PgConf.Russia 2017 talks

Accelerating queries of set data types with GIN, GiST, and custom indexing extensions

Markus Nullmeier
University of Heidelberg, software developer

Markus Nullmeier has been working in diverse fields such as low-temperature physics and image processing, as well as numerical simulation of combustion, polymerisation, and fluid dynamics. Nowadays, he gets into back-end matters of astronomical databases running on PostgreSQL, working in the context of the International Virtual Observatory Alliance. With respect to PostgreSQL, his main interests are custom data types and their indexing.

Sets are apparently a useful data type for many kinds of applications. While PostgreSQL offers no built-in set data type, sets may be emulated to some degree with its built-in array and JSONB data types. Also, acceleration of respective containment (subset) queries is readily available as a built-in feature of the GIN index type.

Starting with the above, we will then explore the performance gains enabled by custom set data types, and especially by customisation code in C ("operator classes") for the GIN and GiST index types. Then, we will introduce a specialised set data type implementation, where subsequent integers are compressed via run-length encoding, being motivated by spatial tessellations used in astronomy. There, neither GIN nor GiST as such may be used for efficient indexing. However, since PostgreSQL 9.6, it is possible to write your own full-featured index types, which may be plugged into the system as a regular PostgreSQL extension.

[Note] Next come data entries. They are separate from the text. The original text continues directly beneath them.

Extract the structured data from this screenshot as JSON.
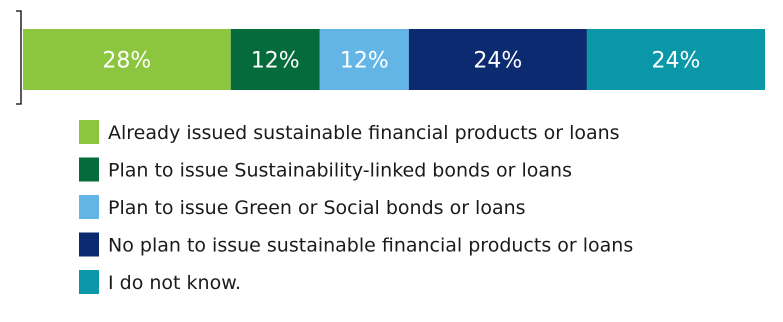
{
  "chart_data": {
    "type": "bar",
    "orientation": "horizontal-stacked-100",
    "categories": [
      ""
    ],
    "series": [
      {
        "name": "Already issued sustainable financial products or loans",
        "values": [
          28
        ],
        "label": "28%",
        "color": "#8cc63f"
      },
      {
        "name": "Plan to issue Sustainability-linked bonds or loans",
        "values": [
          12
        ],
        "label": "12%",
        "color": "#056b3a"
      },
      {
        "name": "Plan to issue Green or Social bonds or loans",
        "values": [
          12
        ],
        "label": "12%",
        "color": "#62b5e5"
      },
      {
        "name": "No plan to issue sustainable financial products or loans",
        "values": [
          24
        ],
        "label": "24%",
        "color": "#0b2a6f"
      },
      {
        "name": "I do not know.",
        "values": [
          24
        ],
        "label": "24%",
        "color": "#0a98a8"
      }
    ],
    "title": "",
    "xlabel": "",
    "ylabel": "",
    "xlim": [
      0,
      100
    ],
    "unit": "%",
    "grid": false,
    "legend_position": "bottom"
  }
}
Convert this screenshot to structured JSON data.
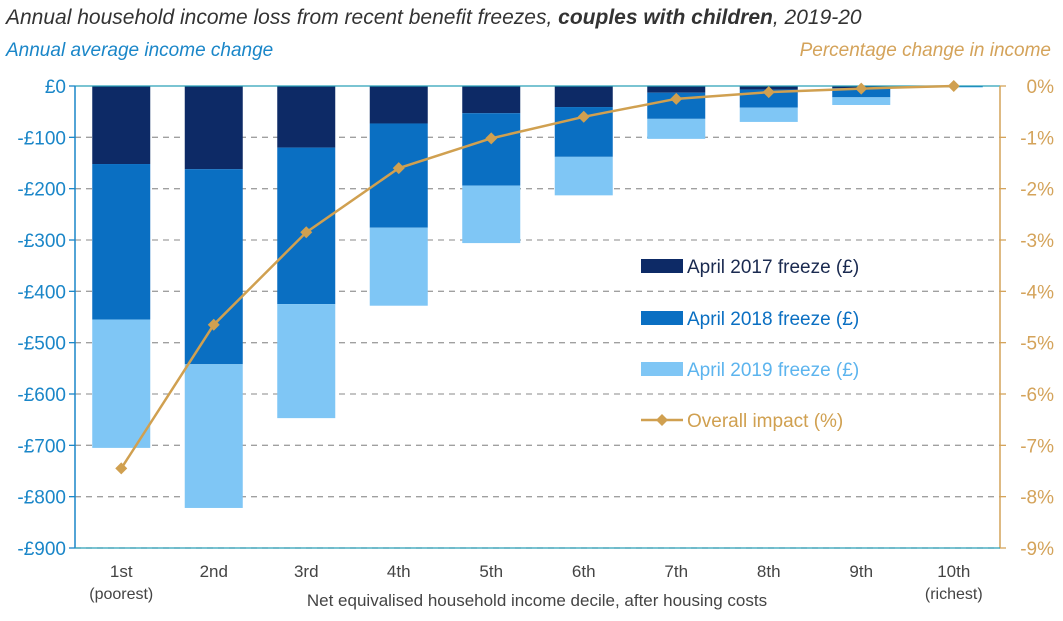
{
  "title": {
    "prefix": "Annual household income loss from recent benefit freezes, ",
    "bold": "couples with children",
    "suffix": ", 2019-20"
  },
  "colors": {
    "freeze_2017": "#0d2a66",
    "freeze_2018": "#0a6fc2",
    "freeze_2019": "#7fc6f5",
    "overall": "#d0a050",
    "left_axis": "#1a86c8",
    "right_axis": "#d4a35a"
  },
  "chart_data": {
    "type": "bar",
    "stacked": true,
    "title": "Annual household income loss from recent benefit freezes, couples with children, 2019-20",
    "ylabel": "Annual average income change",
    "y2label": "Percentage change in income",
    "xlabel": "Net equivalised household income decile, after housing costs",
    "categories": [
      "1st",
      "2nd",
      "3rd",
      "4th",
      "5th",
      "6th",
      "7th",
      "8th",
      "9th",
      "10th"
    ],
    "category_notes": [
      "(poorest)",
      "",
      "",
      "",
      "",
      "",
      "",
      "",
      "",
      "(richest)"
    ],
    "series": [
      {
        "name": "April 2017 freeze (£)",
        "axis": "left",
        "values": [
          -152,
          -162,
          -120,
          -73,
          -53,
          -41,
          -13,
          -7,
          -4,
          -1
        ]
      },
      {
        "name": "April 2018 freeze (£)",
        "axis": "left",
        "values": [
          -303,
          -380,
          -305,
          -203,
          -141,
          -97,
          -51,
          -35,
          -18,
          -1
        ]
      },
      {
        "name": "April 2019 freeze (£)",
        "axis": "left",
        "values": [
          -250,
          -280,
          -222,
          -152,
          -112,
          -75,
          -39,
          -28,
          -15,
          -1
        ]
      },
      {
        "name": "Overall impact (%)",
        "axis": "right",
        "type": "line",
        "values": [
          -7.45,
          -4.65,
          -2.85,
          -1.6,
          -1.02,
          -0.6,
          -0.25,
          -0.12,
          -0.05,
          0.0
        ]
      }
    ],
    "ylim": [
      -900,
      0
    ],
    "y2lim": [
      -9,
      0
    ],
    "yticks": [
      "£0",
      "-£100",
      "-£200",
      "-£300",
      "-£400",
      "-£500",
      "-£600",
      "-£700",
      "-£800",
      "-£900"
    ],
    "y2ticks": [
      "0%",
      "-1%",
      "-2%",
      "-3%",
      "-4%",
      "-5%",
      "-6%",
      "-7%",
      "-8%",
      "-9%"
    ],
    "grid": true,
    "legend_position": "right-center"
  }
}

One such extension is RUM from Postgres Professional -- an improved implementation of GIN. We will present our modifications to RUM, called "OUZO", where the handling of the key (i. e., set element) data type allows for run-length encoding. This enables useful indexing of the above compressed-set data type. We will also discuss the property of GIN, RUM, and OUZO (for the time being) that key items are never deleted, in view of its performance implications for OUZO.